片山 寮に来た理由も、後輩の卒論の手伝いだしね。

榎本 そうそう。そのついでに暇だから寮に寄ったみたいな感じだったので、あいさつして、まあ大した話はしてないですけど…。富山選手が近々結婚式を挙げるということで、出席の用紙をその場で渡しましたね。変わらず優しくて、にこにこしていました。あ、こういう事じゃないですよね(笑)。

――富山選手のプレーを見る機会はありましたか

榎本 あまり見ることができていないんですよね…。

片山 左足でもすごいシュートを決めていたのが印象的です。

榎本 やっぱり彼はすごかったということですかね(笑)。2トップを組んで一緒にプレーしていたのが懐かしいです。

片山 自分にとってはお手本にしている選手です。ゴール前の動き方もたくさん見て参考にさせてもらいました。そういった先輩がプロの舞台で活躍しているのを見るとすごいなと改めて感じます。

――片山選手は子どもの頃など思い入れのあるJリーグクラブはありますか

片山 やっぱり埼玉に住んでいるので、浦和レッズの試合は小学校の頃に見に行きましたね。だんだん部活が忙しくなって試合を見に行く機会はなくなりましたが、土地柄で浦和レッズでしたね。

――榎本選手は長年横浜F・マリノスの下部組織で育ってきましたが、今季のJリーグ優勝争いを見ての思いは

榎本 (F・マリノスが目前で優勝を逃し)キツいっすよね、あれは…。
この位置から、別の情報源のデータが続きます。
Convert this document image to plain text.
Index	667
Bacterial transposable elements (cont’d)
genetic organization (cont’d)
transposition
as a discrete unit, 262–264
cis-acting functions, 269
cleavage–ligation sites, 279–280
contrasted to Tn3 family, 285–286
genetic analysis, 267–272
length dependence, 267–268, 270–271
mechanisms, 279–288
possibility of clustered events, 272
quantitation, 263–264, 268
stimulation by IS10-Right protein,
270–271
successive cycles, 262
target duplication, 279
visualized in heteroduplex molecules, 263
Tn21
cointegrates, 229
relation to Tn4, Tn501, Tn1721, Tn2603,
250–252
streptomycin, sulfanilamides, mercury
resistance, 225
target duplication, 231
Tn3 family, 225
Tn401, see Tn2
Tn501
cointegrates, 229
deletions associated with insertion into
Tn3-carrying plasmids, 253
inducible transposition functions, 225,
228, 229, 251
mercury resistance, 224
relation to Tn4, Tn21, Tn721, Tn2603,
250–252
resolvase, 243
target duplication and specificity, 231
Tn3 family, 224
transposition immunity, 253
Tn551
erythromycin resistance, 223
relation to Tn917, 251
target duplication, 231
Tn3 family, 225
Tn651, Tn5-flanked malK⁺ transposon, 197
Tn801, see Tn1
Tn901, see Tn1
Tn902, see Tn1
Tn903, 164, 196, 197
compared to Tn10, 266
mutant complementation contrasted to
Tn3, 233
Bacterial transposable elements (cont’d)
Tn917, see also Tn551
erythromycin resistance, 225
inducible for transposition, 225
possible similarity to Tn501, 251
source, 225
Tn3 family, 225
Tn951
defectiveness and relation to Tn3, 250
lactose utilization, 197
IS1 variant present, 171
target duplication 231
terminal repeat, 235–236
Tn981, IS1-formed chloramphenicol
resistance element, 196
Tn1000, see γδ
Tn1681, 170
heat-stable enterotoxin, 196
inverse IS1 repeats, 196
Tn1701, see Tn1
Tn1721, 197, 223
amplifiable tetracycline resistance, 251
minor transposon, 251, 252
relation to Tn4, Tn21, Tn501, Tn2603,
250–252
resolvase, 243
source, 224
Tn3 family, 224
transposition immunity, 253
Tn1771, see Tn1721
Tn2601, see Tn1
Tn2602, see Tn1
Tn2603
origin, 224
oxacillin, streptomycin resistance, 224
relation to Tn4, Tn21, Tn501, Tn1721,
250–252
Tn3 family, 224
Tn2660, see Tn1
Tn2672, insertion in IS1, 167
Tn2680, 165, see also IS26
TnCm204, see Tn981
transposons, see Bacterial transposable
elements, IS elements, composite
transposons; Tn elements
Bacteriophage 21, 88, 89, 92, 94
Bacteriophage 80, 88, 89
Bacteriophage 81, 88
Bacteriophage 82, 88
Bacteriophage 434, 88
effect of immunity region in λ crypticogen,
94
でも最終節の前の試合で、J1リーグ戦史上最多の入場者数(62632人)を記録したじゃないですか。日産スタジアムが満員になるなんてめったにないことですよね。本当にW杯とかそれくらいじゃないと…。それがF・マリノスのサポーターばかりで埋まったというのは、尋常じゃないなと思いました(笑)。選手のバスを大勢のサポーターが待ち構えているのを見て、こんな中でできたらどんなにモチベーションが上がるだろうかと思いましたね。(齋藤)学くんなどユースの時に一緒だった選手も試合に出ていますけど、早慶戦の1万人でもすごいのに、6万人の中でプレーするなんてどんな感覚なんだろうと思います。うらやましいですね。

プライドに懸けて

榎本。エースとしてインカレでも期待がかかる

――いよいよ最後のインカレがやってきます。初戦へ向けての心境は

片山 相手がどこでもやる事は変わらないので、今まで積み上げたことを出すのみだと思っています。
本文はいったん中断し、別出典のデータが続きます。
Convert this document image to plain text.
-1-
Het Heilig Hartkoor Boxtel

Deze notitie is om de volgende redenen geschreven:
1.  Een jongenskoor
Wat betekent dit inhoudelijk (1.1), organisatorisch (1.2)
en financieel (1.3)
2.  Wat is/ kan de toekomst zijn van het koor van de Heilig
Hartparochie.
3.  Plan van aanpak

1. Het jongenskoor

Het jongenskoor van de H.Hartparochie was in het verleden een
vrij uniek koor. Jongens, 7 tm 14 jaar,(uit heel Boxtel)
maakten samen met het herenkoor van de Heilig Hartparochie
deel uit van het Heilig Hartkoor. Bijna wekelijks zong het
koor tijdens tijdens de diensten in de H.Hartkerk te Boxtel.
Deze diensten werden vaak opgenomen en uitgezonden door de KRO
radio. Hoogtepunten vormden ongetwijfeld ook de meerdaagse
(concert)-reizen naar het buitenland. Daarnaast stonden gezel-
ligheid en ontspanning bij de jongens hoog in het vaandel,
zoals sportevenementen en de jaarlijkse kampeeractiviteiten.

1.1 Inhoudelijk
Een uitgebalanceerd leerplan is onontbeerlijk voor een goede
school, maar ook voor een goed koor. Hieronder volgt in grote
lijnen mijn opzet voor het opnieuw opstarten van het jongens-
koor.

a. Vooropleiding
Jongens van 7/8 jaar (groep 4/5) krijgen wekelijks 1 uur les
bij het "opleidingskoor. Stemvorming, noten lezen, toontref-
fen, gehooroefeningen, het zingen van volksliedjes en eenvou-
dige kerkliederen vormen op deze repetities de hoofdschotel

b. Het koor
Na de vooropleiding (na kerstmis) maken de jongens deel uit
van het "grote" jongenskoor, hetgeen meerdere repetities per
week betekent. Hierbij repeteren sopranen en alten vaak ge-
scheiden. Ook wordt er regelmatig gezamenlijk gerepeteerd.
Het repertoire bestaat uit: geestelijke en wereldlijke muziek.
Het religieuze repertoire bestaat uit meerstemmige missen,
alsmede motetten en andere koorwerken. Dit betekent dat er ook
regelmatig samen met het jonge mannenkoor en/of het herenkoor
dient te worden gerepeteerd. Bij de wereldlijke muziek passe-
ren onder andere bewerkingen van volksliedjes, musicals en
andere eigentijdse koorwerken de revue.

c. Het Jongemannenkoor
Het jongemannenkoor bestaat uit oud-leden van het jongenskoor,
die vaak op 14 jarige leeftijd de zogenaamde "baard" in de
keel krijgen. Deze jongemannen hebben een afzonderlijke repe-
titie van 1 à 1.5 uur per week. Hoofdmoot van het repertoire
榎本 昨季よりも初戦へ向けての緊張感というか、懸ける気持ちは強いです。一つひとつの試合は厳しくなるだろうという覚悟はしています。本当に勝ちたいし、優勝したいです。やっぱり昨季優勝しているので。

――注目してほしいプレーはどのような点ですか

片山 ゴールに大胆に向かっていくプレーがFWとして求められると思うので、そういった部分を見てほしいのと、出られれば久しぶりの試合なので、泥くさくやっていこうと思います。全試合得点を狙います。

榎本 自分も、全試合ゴールで!

――最後の舞台へ向けての抱負をお願いします

榎本 4年間の集大成ですし、今までの人生で胸を張れるものがサッカーです。そのプライドに懸けて絶対に優勝したいです。

片山 ケガしている中で気に掛けてくれる人、応援してくれる人の存在をたくさん感じることができました。そういった人たちのためにも必ず優勝という結果で恩返ししたいです。インカレに出るためには限られた枠があって、それを勝ち取ってくれた仲間がいるからこその舞台です。自分の活躍で恩返しして、最高の形で締めくくりたいです。

――ありがとうございました!

(取材・編集 佐藤拓郎、森田夕貴、松下優)

左から片山、榎本

◆榎本大希(えのもと・たいき)

1991(平3)年5月25日生まれ。174センチ、69キロ。神奈川・横浜市立金沢高出身。前所属・横浜F・マリノスユース。スポーツ科学部4年。色紙に力強く記した言葉は『誇』。エースのプライドが、相手ゴールをこじ開けるに違いない!

◆片山瑛一(かたやま・えいいち)

1991(平3)年11月30日生まれ。180センチ、72キロ。埼玉・川越高出身。スポーツ科学部4年。長引いたケガのため、リーグ戦は不完全燃焼のまま終えた片山選手。インカレでのゴール量産に期待大です!